AMG 114 is a novel, hyperglycosylated erythropoiesis-stimulating agent. In preclinical studies, AMG 114 demonstrated increased potency and longer half-life than darbepoetin alfa and epoetin alfa. This phase I/II, randomised, double-blind, placebo-controlled, dose-escalation study evaluated safety, pharmacokinetics, and efficacy of AMG 114 in patients with non-myeloid malignancies and chemotherapy-induced anaemia. Patients were randomised (1:5) to receive subcutaneous placebo or AMG 114 Q3W for 6 weeks in 3 dose cohorts of 15 μg (cohort A1), 50 μg (cohort A2), or 200 μg (cohort A3).

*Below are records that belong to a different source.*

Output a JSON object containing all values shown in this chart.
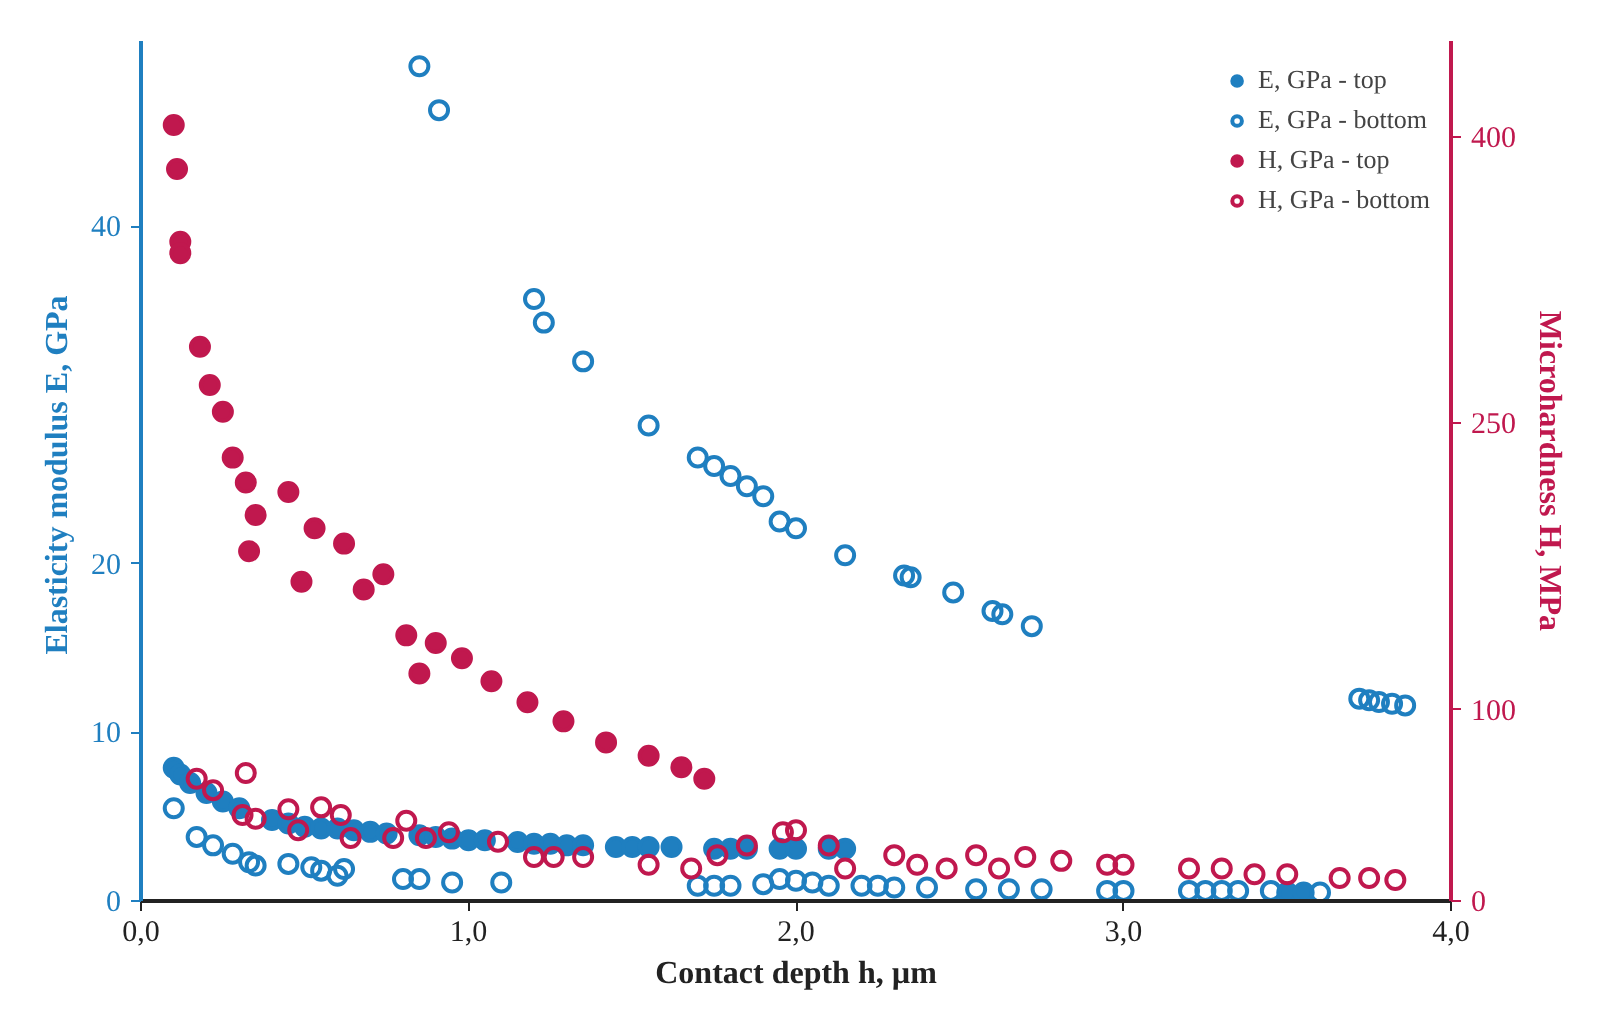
{
  "chart_data": {
    "type": "scatter",
    "xlabel": "Contact depth h, µm",
    "ylabel": "Elasticity modulus  E, GPa",
    "y2label": "Microhardness H, MPa",
    "xlim": [
      0,
      4
    ],
    "xticks": [
      {
        "value": 0,
        "label": "0,0"
      },
      {
        "value": 1,
        "label": "1,0"
      },
      {
        "value": 2,
        "label": "2,0"
      },
      {
        "value": 3,
        "label": "3,0"
      },
      {
        "value": 4,
        "label": "4,0"
      }
    ],
    "ylim": [
      0,
      51
    ],
    "yticks": [
      0,
      10,
      20,
      40
    ],
    "y2lim": [
      0,
      450
    ],
    "y2ticks": [
      0,
      100,
      250,
      400
    ],
    "grid": false,
    "legend": "top right",
    "series": [
      {
        "name": "E, GPa - top",
        "color": "#1f7fc0",
        "marker": "circle",
        "x": [
          0.1,
          0.12,
          0.15,
          0.2,
          0.25,
          0.3,
          0.4,
          0.45,
          0.5,
          0.55,
          0.6,
          0.65,
          0.7,
          0.75,
          0.85,
          0.9,
          0.95,
          1.0,
          1.05,
          1.15,
          1.2,
          1.25,
          1.3,
          1.35,
          1.45,
          1.5,
          1.55,
          1.62,
          1.75,
          1.8,
          1.85,
          1.95,
          2.0,
          2.1,
          2.15,
          3.5,
          3.55
        ],
        "values": [
          7.9,
          7.5,
          7.0,
          6.4,
          5.9,
          5.5,
          4.8,
          4.6,
          4.4,
          4.3,
          4.3,
          4.2,
          4.1,
          4.0,
          3.9,
          3.8,
          3.7,
          3.6,
          3.6,
          3.5,
          3.4,
          3.4,
          3.3,
          3.3,
          3.2,
          3.2,
          3.2,
          3.2,
          3.1,
          3.1,
          3.1,
          3.1,
          3.1,
          3.1,
          3.1,
          0.5,
          0.5
        ]
      },
      {
        "name": "E, GPa - bottom",
        "color": "#1f7fc0",
        "marker": "circle_open",
        "x": [
          0.1,
          0.17,
          0.22,
          0.28,
          0.33,
          0.35,
          0.45,
          0.52,
          0.55,
          0.6,
          0.62,
          0.8,
          0.85,
          0.95,
          1.1,
          1.7,
          1.75,
          1.8,
          1.9,
          1.95,
          2.0,
          2.05,
          2.1,
          2.2,
          2.25,
          2.3,
          2.4,
          2.55,
          2.65,
          2.75,
          2.95,
          3.0,
          3.2,
          3.25,
          3.3,
          3.35,
          3.45,
          3.6,
          0.85,
          0.91,
          1.2,
          1.23,
          1.35,
          1.55,
          1.7,
          1.75,
          1.8,
          1.85,
          1.9,
          1.95,
          2.0,
          2.15,
          2.33,
          2.35,
          2.48,
          2.6,
          2.63,
          2.72,
          3.72,
          3.75,
          3.78,
          3.82,
          3.86
        ],
        "values": [
          5.5,
          3.8,
          3.3,
          2.8,
          2.3,
          2.1,
          2.2,
          2.0,
          1.8,
          1.5,
          1.9,
          1.3,
          1.3,
          1.1,
          1.1,
          0.9,
          0.9,
          0.9,
          1.0,
          1.3,
          1.2,
          1.1,
          0.9,
          0.9,
          0.9,
          0.8,
          0.8,
          0.7,
          0.7,
          0.7,
          0.6,
          0.6,
          0.6,
          0.6,
          0.6,
          0.6,
          0.6,
          0.5,
          49.5,
          46.9,
          35.7,
          34.3,
          32.0,
          28.2,
          26.3,
          25.8,
          25.2,
          24.6,
          24.0,
          22.5,
          22.1,
          20.5,
          19.3,
          19.2,
          18.3,
          17.2,
          17.0,
          16.3,
          12.0,
          11.9,
          11.8,
          11.7,
          11.6
        ]
      },
      {
        "name": "H, GPa - top",
        "color": "#c0184e",
        "marker": "circle",
        "axis": "y2",
        "x": [
          0.1,
          0.11,
          0.12,
          0.12,
          0.18,
          0.21,
          0.25,
          0.28,
          0.32,
          0.33,
          0.35,
          0.45,
          0.49,
          0.53,
          0.62,
          0.68,
          0.74,
          0.81,
          0.85,
          0.9,
          0.98,
          1.07,
          1.18,
          1.29,
          1.42,
          1.55,
          1.65,
          1.72
        ],
        "values": [
          406,
          383,
          345,
          339,
          290,
          270,
          256,
          232,
          219,
          183,
          202,
          214,
          167,
          195,
          187,
          163,
          171,
          139,
          119,
          135,
          127,
          115,
          104,
          94,
          83,
          76,
          70,
          64
        ]
      },
      {
        "name": "H, GPa - bottom",
        "color": "#c0184e",
        "marker": "circle_open",
        "axis": "y2",
        "x": [
          0.17,
          0.22,
          0.32,
          0.31,
          0.35,
          0.45,
          0.48,
          0.55,
          0.61,
          0.64,
          0.77,
          0.81,
          0.87,
          0.94,
          1.09,
          1.2,
          1.26,
          1.35,
          1.55,
          1.68,
          1.76,
          1.85,
          1.96,
          2.0,
          2.1,
          2.15,
          2.3,
          2.37,
          2.46,
          2.55,
          2.62,
          2.7,
          2.81,
          2.95,
          3.0,
          3.2,
          3.3,
          3.4,
          3.5,
          3.66,
          3.75,
          3.83
        ],
        "values": [
          64,
          58,
          67,
          45,
          43,
          48,
          37,
          49,
          45,
          33,
          33,
          42,
          33,
          36,
          31,
          23,
          23,
          23,
          19,
          17,
          24,
          29,
          36,
          37,
          29,
          17,
          24,
          19,
          17,
          24,
          17,
          23,
          21,
          19,
          19,
          17,
          17,
          14,
          14,
          12,
          12,
          11
        ]
      }
    ]
  }
}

Safety endpoints included incidence of adverse events and dose-limiting toxicities (DLTs). The PK profile of AMG 114 was evaluated. Efficacy was assessed by change in haemoglobin from baseline to end of treatment. Forty-eight patients enrolled: 8 received placebo, 40 received AMG 114. No DLTs were observed; adverse events were consistent with underlying malignancies. The PK profile was dose-proportional over the dose range tested; terminal half-life of AMG 114 was approximately 130 h. Mean change (range) in haemoglobin from baseline in AMG 114-treated patients was −0.16 (−1.8 to 1.3), 0.21 (−1.5 to 3.4), and 0.76 (−1.0 to 2.9) g/dl in cohorts A1, A2, and A3, respectively. AMG 114 appeared to be well tolerated, but the study was halted, in part because of modest efficacy.